If you’re comfortable working on cars, then rebuilding brake calipers isn’t an especially big job. It’s something you should do every other time you replace your brake pads. Rebuilding the brake calipers will ensure they don’t seize up or freeze on you, which could be extremely dangerous when you’re driving.
Step 1 - Preparation
The simplest thing to do when you’re going to rebuild your brake calipers is to purchase a brake caliper rebuild kit from an auto parts store. Make sure it’s the right one for your vehicle. It’s not an expensive item, and contains most of the things you need for the job.
Slightly loosen the nuts on the front wheels and then jack up the car. Make sure the vehicle is in park, with the handbrake on, and that there are chucks behind the rear wheels. Place jack-stands under frame for safety. Loosen the wheel bolts completely and remove the wheels to expose the brake calipers. Put layers of paper under the car to catch any drips of brake fluid.
Step 2 - Brake Caliper Removal
How you’ll remove the brake calipers will depend on the make and model of your vehicle, so you’ll need to follow the instructions in your service and repair manual. Be careful when you remove the caliper from the mountl, as you don’t want to twist the brake line. With the caliper removed, detach the brake line and put a vacuum cap on it. Cap the hole where the brake line enters the caliper to keep out dust and dirt.
Step 3 - Removing the Piston
In order to remove the piston, first you’ll need to take off the dust boot so you can access the piston. Once you’ve done that, take a small piece of wood, at least ½ inch thick, and place it so it’s between the caliper and the piston. Hook up a compressed air gun to the brake line hole on the caliper and slowly shoot air in. The piston will eject onto the wood. Make sure your hands are clear of this.

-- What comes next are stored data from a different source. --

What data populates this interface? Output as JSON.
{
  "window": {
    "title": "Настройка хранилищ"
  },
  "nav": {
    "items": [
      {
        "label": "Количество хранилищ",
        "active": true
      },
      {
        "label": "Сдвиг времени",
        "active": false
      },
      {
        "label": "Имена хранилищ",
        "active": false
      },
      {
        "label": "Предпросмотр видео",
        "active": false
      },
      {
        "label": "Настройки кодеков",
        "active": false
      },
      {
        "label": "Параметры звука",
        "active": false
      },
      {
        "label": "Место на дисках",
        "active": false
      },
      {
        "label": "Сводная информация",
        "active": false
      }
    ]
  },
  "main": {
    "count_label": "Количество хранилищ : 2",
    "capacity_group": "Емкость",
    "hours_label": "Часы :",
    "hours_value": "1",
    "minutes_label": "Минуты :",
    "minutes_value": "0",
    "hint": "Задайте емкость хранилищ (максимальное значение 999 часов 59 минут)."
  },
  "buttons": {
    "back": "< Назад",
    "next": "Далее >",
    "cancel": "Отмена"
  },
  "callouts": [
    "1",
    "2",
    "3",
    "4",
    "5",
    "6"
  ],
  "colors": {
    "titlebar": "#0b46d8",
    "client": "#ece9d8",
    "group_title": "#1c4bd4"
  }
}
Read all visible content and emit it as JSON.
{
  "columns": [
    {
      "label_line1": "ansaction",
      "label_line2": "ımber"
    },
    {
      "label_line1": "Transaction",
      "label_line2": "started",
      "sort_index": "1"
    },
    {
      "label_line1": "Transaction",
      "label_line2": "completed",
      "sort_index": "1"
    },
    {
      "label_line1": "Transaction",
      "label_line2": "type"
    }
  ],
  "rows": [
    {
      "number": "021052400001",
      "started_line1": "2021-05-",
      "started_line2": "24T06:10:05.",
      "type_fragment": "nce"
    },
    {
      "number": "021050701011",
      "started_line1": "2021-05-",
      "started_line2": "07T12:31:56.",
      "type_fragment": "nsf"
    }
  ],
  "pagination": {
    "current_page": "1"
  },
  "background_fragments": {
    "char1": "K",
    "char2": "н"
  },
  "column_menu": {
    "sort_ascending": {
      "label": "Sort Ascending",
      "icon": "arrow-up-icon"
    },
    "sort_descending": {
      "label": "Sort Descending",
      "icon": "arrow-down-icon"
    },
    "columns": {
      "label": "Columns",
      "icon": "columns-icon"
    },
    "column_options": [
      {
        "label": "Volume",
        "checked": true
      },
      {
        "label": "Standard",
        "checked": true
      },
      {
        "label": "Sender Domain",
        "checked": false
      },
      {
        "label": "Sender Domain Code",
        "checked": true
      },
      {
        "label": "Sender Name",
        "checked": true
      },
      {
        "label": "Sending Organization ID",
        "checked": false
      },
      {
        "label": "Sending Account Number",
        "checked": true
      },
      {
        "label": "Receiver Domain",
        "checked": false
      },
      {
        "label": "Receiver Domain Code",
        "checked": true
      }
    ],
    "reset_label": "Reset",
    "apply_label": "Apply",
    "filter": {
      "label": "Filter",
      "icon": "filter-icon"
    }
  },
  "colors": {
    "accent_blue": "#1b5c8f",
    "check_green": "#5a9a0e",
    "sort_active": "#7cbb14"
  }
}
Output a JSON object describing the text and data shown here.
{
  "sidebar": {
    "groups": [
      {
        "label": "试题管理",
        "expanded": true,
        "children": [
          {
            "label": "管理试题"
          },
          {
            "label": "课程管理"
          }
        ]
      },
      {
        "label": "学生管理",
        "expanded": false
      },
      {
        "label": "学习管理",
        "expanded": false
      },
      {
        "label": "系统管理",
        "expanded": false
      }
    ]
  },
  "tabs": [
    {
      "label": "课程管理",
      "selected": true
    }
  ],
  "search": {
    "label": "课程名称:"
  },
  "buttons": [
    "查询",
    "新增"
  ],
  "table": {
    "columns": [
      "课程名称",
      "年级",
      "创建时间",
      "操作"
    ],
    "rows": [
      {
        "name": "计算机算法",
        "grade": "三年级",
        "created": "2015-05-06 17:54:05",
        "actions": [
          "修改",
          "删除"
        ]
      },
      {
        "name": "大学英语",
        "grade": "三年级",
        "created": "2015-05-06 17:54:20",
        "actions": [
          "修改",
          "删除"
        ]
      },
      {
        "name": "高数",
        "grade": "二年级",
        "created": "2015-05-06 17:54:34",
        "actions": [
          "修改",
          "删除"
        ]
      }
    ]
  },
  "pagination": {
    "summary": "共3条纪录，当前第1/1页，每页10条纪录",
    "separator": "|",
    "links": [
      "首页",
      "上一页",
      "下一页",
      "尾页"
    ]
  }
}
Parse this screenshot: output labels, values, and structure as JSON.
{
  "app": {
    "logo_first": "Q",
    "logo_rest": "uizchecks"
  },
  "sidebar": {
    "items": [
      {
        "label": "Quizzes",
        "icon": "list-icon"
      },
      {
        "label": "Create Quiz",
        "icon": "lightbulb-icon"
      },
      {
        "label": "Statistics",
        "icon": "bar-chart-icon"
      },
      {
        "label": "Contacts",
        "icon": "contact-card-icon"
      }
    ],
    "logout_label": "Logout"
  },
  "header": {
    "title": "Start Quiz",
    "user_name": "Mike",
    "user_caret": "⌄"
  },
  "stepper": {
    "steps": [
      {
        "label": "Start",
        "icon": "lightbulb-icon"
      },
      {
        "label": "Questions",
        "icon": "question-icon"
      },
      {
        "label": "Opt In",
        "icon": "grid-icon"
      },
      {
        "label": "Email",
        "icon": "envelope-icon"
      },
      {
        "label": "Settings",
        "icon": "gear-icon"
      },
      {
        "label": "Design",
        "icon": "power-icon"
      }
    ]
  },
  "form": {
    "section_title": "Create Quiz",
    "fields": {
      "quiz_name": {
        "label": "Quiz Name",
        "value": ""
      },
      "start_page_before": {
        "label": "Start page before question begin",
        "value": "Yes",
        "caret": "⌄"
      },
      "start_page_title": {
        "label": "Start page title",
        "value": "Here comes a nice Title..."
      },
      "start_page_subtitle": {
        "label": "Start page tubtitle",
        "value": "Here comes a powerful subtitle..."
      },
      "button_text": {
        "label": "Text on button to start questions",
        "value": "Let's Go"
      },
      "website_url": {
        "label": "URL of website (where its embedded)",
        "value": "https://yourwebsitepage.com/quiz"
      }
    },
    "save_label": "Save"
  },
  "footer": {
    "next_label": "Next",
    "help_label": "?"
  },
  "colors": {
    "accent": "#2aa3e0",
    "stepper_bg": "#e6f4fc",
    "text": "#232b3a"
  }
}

Step 4 - Cleaning the Piston
To clean the piston, wipe it carefully with one of the rags. Now you need to check the piston and clean it thoroughly. Use a scrub pad on it until it’s shining, at which stage you’ll be able to see any rust or pitting. If you find some, you’ll need to replace the piston.
Step 5 - Piston Seal
The next thing to do is replace the piston seal that is in the cylinder of the brake calipers. Using your fingernails, pick it out, then clean the cylinder with a rag that’s been heavily soaked with brake fluid. Allow to dry, after which you should coat a new seal with brake fluid and put it in place.
Step 6 - Replacing
Now, push the piston into the cylinder until it’s about hallways in. Put a fresh dust shield on the piston. Using a compression tool, force the piston all the way back into the cylinder. Once you’ve managed that, replace the dust boot on the caliper, stretching it so it fits neatly in the groove. Now you’ve rebuilt your brake calipers and you can reassemble them.